How to achieve Perl regular expression ^ and $ in the ANLTR4 lexer? ie. to match the start of a line and end of a line without consuming any character.
I am trying to use ANTLR4 lexer to match a # character at the start of a line but not in the middle of a line For example, to isolate and toss out all C++ preprocessor directives regardless of which directive it is while disregard a # inside a string literal. (Normally we can tokenize C++ string literals to eliminate a # appearing in the middle of a line but assuming we're not doing that). That means I only want to specify # .*? without bothering #if #ifndef #pragma, etc.
Also, the C++ standard allows whitespace and multi line comments right before and after the # e.g.
/* helo
world*/ # /* hel
l
o
*/ /*world */ifdef .....
is considered a valid preprocessor directive appearing on a single line. (the CRLFs inside the ML COMMENTs are tossed)
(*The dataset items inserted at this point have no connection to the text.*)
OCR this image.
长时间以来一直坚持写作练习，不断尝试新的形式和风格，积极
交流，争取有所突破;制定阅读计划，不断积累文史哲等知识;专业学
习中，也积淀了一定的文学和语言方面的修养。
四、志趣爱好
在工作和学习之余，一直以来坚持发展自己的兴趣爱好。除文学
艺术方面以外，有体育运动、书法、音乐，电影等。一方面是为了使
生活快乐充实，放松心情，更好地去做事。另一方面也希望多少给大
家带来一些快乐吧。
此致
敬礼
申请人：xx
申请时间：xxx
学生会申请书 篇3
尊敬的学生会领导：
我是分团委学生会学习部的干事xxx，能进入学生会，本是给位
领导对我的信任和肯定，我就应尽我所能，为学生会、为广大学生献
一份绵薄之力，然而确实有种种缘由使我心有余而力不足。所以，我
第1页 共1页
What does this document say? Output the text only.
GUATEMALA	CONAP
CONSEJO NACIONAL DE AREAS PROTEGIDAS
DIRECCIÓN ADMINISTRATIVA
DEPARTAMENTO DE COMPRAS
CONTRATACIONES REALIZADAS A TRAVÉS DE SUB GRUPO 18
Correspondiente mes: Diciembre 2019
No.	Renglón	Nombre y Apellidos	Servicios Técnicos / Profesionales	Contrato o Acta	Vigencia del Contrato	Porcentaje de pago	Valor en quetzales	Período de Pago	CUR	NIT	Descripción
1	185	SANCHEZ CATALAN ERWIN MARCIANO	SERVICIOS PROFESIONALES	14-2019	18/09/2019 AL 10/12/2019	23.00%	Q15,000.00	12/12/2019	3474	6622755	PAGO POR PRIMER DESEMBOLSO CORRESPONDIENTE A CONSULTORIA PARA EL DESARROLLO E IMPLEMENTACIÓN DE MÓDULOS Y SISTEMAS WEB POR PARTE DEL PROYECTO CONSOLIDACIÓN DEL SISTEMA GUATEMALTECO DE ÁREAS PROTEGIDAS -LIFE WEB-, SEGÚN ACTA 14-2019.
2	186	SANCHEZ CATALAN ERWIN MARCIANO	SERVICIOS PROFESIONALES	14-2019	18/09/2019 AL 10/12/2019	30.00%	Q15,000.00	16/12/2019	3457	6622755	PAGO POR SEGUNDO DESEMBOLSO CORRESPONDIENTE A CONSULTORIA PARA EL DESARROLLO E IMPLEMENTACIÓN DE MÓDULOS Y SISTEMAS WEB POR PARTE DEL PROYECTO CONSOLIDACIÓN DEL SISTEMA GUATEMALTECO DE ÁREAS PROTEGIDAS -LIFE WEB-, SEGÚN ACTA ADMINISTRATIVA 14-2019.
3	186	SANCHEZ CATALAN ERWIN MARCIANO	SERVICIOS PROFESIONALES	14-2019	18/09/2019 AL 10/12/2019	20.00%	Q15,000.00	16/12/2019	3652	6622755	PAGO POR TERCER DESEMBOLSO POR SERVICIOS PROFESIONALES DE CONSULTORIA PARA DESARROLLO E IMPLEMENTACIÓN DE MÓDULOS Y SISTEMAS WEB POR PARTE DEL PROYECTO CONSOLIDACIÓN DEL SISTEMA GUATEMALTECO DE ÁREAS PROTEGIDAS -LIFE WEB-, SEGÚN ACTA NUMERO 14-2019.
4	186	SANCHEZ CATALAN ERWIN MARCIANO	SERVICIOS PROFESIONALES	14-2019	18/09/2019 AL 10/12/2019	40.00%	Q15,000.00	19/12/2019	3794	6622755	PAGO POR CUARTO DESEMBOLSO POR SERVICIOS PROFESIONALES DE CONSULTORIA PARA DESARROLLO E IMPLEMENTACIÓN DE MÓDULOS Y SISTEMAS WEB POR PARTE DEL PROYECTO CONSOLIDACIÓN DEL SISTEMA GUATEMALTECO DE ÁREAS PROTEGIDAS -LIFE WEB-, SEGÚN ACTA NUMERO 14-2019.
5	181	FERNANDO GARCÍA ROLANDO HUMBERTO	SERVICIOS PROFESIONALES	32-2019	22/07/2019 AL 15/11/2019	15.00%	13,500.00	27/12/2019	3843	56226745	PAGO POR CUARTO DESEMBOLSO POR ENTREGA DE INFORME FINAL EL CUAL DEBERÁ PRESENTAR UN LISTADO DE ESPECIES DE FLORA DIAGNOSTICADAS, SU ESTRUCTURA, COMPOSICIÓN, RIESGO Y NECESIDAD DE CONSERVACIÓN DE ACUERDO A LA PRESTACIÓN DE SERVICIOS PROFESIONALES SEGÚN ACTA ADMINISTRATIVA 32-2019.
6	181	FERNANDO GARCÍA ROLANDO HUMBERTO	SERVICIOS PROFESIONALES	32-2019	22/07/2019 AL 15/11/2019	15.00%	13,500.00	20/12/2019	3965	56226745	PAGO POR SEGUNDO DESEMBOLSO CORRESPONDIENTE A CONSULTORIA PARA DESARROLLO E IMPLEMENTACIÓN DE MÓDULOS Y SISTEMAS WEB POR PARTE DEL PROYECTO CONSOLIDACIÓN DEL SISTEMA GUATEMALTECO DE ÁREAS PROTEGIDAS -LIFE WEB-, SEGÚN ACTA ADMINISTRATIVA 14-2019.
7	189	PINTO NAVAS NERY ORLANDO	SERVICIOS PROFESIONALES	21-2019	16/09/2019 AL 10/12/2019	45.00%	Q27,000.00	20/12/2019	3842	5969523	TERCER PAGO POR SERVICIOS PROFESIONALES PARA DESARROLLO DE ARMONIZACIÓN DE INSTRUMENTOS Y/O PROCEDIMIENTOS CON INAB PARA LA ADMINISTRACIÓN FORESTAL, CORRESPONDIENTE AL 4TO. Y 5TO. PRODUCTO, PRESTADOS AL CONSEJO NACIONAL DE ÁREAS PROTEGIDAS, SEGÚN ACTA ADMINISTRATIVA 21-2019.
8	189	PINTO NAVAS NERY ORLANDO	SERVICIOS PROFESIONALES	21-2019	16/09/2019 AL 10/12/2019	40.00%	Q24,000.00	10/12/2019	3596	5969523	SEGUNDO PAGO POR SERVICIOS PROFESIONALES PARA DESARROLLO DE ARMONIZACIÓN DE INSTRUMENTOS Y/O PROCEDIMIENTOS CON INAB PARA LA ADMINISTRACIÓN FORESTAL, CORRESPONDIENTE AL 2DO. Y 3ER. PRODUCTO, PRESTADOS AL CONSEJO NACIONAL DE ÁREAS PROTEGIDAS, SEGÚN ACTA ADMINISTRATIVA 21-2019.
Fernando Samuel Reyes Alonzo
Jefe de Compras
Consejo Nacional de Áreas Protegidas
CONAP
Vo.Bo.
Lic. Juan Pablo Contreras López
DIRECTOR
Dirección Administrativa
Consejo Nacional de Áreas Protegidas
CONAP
This's what I am doing currently:
PPLINE: '\r'? '\n' (ML_COMMENT | '\t' | '\f' |' ')* '#' (ML_COMMENT | ~[\r\n])+ -> channel(PPDIR);
But the problem is I have to rely on the existence of a CRLF before the # and toss out that CRLF altogether with the directive. I need to replace the CRLF tossed out by the CRLF of this directive line so I've to make sure the directive is terminated by a CRLF.
However, that means my grammar cannot handle a directive appearing right at the start of file (i.e. no preceding CRLF) or preceded by an EOF without terminating CRLF.
If the Perl style regex ^ $ syntax is available, I can match the SOL/EOL instead of explicitly matching and consuming CRLF.
You can use semantic predicates for the conditions.
PPLINE
: {getCharPositionInLine() == 0}?
(ML_COMMENT | '\t' | '\f' |' ')* '#' (ML_COMMENT | ~[\r\n])+
{_input.LA(1) == '\r' || _input.LA(1) == '\n'}?
-> channel(PPDIR)
;
You could try having multiple rules with gated semantics (Different lexer rules in different state) or with modes (pushMode -> http://www.antlr.org/wiki/display/ANTLR4/Lexer+Rules), having an alternative rule for the beginning of the file and then switching to the core rules when the directives end, but it could be a long job.
Firstly, perhaps, I would try if really there are problems in parsing #pragma/preprocessor directives without changing anything, because for example if the problem of finding a # is it could be present in strings and comments, then just by ordering the rules you should be able to direct it to the right case (but this could be a problem for languages where you can put directives in comments).